The Debate Continues: Should You Brush Before or After Breakfast?

The Debate Continues: Should You Brush Before or After Breakfast?

At our Eugene family dental practice, Dr. Rita Feldmanis always encourages her patients to practice the very best oral hygiene possible. The American Dental Association recommends brushing at least twice a day, once in the morning and again at night, along with flossing at least once a day. By practicing these habits daily, and scheduling regular cleanings and exams with Dr. Feldmanis, patients can significantly improve their oral health by lowering the risk for tooth decay and gum disease.

Of course, even if you follow these directions daily, one important question still remains – should you brush before or after breakfast?

While the answer might seem obvious, there are arguments for both sides that make this question more perplexing than you might think. So let’s take a more in-depth look at this subject and see if we can’t find a solution that makes the most sense.

The Case for Brushing After You Eat

Waking up in the morning, you stumble into the kitchen to start the coffeemaker and fix yourself a bowl of cereal or cook up some bacon and eggs. Once you’ve finished eating, you can get ready for work or school by taking a quick shower and brush up before leaving the house. Now, you start the day with minty fresh breath and don’t have to worry about showing up for a meeting or a class with food stuck between your teeth.

Brushing after you eat also ensures that the taste of toothpaste doesn’t linger in your mouth, making your eggs or bagel taste funny. Overall, brushing after you eat allows you to enjoy breakfast while still looking and feeling your best before leaving the house.

The Case for Brushing Before You Eat

This option often appeals to those who eat while on the go.
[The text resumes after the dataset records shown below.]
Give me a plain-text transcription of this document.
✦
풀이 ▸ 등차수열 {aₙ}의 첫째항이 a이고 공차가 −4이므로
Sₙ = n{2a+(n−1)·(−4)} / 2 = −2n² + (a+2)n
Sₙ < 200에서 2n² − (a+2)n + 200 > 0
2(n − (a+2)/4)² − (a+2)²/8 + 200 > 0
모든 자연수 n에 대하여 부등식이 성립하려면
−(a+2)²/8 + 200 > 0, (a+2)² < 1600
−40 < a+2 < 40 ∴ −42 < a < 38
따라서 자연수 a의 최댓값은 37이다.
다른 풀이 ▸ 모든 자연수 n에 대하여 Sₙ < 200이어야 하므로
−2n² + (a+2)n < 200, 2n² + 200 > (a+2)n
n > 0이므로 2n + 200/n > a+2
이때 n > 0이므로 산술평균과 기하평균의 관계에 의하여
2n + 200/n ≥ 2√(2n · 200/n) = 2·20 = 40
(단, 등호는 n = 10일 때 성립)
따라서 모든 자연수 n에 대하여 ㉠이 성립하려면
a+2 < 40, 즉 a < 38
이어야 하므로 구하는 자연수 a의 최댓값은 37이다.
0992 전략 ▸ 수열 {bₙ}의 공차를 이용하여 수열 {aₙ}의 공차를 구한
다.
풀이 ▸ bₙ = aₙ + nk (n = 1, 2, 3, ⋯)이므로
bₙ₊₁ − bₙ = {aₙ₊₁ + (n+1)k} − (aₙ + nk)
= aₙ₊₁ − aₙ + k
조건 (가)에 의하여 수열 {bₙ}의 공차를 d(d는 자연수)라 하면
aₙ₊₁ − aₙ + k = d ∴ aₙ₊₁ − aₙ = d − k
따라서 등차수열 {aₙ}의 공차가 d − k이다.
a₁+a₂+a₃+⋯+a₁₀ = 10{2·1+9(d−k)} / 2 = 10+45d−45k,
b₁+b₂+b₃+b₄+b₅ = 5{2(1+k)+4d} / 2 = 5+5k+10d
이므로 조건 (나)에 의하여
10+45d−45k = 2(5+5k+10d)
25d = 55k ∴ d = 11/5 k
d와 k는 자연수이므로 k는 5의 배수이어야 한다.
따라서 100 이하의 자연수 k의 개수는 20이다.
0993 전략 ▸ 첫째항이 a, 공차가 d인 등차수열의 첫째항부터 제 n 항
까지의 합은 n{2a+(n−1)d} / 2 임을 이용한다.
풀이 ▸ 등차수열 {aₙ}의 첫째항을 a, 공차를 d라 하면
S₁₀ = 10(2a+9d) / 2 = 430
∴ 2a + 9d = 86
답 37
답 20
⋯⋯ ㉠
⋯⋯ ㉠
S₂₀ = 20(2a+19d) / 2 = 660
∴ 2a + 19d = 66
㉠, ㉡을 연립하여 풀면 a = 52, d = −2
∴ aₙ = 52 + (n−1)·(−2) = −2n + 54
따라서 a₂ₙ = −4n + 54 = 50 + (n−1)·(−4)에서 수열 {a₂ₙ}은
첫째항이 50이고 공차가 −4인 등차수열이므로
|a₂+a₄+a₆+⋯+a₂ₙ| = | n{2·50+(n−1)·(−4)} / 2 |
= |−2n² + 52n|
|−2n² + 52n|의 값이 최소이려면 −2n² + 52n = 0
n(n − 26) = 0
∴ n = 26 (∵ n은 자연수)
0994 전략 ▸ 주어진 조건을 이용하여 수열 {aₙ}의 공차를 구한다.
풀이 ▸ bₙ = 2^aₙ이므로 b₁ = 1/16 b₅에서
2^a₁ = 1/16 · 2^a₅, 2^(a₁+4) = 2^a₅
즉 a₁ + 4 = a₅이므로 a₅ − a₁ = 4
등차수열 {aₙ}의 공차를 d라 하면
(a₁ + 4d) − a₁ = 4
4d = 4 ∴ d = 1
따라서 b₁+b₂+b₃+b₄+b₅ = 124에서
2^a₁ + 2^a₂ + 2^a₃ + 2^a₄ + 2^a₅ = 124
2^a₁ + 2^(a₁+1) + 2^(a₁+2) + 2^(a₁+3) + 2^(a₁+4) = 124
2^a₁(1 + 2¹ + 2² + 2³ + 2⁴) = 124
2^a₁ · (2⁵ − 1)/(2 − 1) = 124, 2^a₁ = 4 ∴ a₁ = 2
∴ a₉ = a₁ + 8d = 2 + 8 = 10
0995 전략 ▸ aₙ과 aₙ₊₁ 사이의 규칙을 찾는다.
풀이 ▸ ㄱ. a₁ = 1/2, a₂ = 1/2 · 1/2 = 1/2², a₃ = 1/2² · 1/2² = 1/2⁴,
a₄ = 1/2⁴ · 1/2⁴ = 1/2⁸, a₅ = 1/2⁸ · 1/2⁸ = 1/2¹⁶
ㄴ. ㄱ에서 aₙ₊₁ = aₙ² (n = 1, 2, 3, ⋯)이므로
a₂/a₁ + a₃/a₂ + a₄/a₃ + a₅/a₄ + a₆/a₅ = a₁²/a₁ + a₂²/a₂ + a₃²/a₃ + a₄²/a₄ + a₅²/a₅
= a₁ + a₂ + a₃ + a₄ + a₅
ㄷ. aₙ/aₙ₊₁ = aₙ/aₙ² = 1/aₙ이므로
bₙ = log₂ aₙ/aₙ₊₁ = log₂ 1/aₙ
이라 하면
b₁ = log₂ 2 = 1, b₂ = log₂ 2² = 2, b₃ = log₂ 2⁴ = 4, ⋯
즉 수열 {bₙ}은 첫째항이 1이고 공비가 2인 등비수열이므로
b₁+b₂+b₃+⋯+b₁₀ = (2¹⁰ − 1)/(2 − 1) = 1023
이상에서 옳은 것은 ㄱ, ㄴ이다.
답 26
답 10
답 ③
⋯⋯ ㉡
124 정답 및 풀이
You wake up, shower, and brush before quickly heading out the door. Breakfast usually takes the form of a bagel, sandwich, or sweet treat you pick up while ordering your morning coffee or tea. By brushing before you leave the house, you set yourself up for enjoying quality oral health over the long-term, while foregoing the advantage of making sure your smile looks its best early in the day.

Brushing before you eat also ensures that you don’t forget about it or run out of time as you frantically scramble to get to the office or class. Overall, brushing as part of a morning ritual helps ensure you stay consistent with your oral hygiene.

The Case Against Brushing After You Eat

On the surface, it would seem like brushing after you eat makes the most sense. Not only do you start off the day looking your best, you also remove food particles from the surface of your teeth rather than leaving them to sit for the remainder of the day. But this option isn’t clearly as beneficial as you might think. In fact, it may actually do more harm to your oral health.

While tooth enamel ranks as one of the strongest and most resilient parts of the body, it does have weaknesses. For example, highly acidic foods and drinks, such as orange juice, coffee, and tomatoes, can actually temporarily weaken tooth enamel. By brushing immediately after drinking a glass of O.J. with your breakfast of eggs and diced tomatoes, you could actually end up damaging your enamel.

When the pH level of your mouth increases toward being more acidic, tooth enamel becomes softer and more malleable. Brushing your teeth when in this state can cause enamel to break down, making your teeth more susceptible to the effects of decay and cavities.

The Case Against Brushing Before You Eat

Unlike brushing after you eat, brushing before doesn’t really have any negative consequences to your oral health. While brushing to remove the remnants of breakfast does help keep your teeth looking their best at the start of the day, brushing right after a meal presents a bigger risk to the health of your teeth than the alternative. That’s why the majority of dentists recommend patients brush in the morning before eating breakfast to ensure their teeth remain healthy and looking their best.

So there you have it. While brushing before you eat offers the greatest benefit to your teeth, it’s important that patients continue brushing in the morning regardless of when.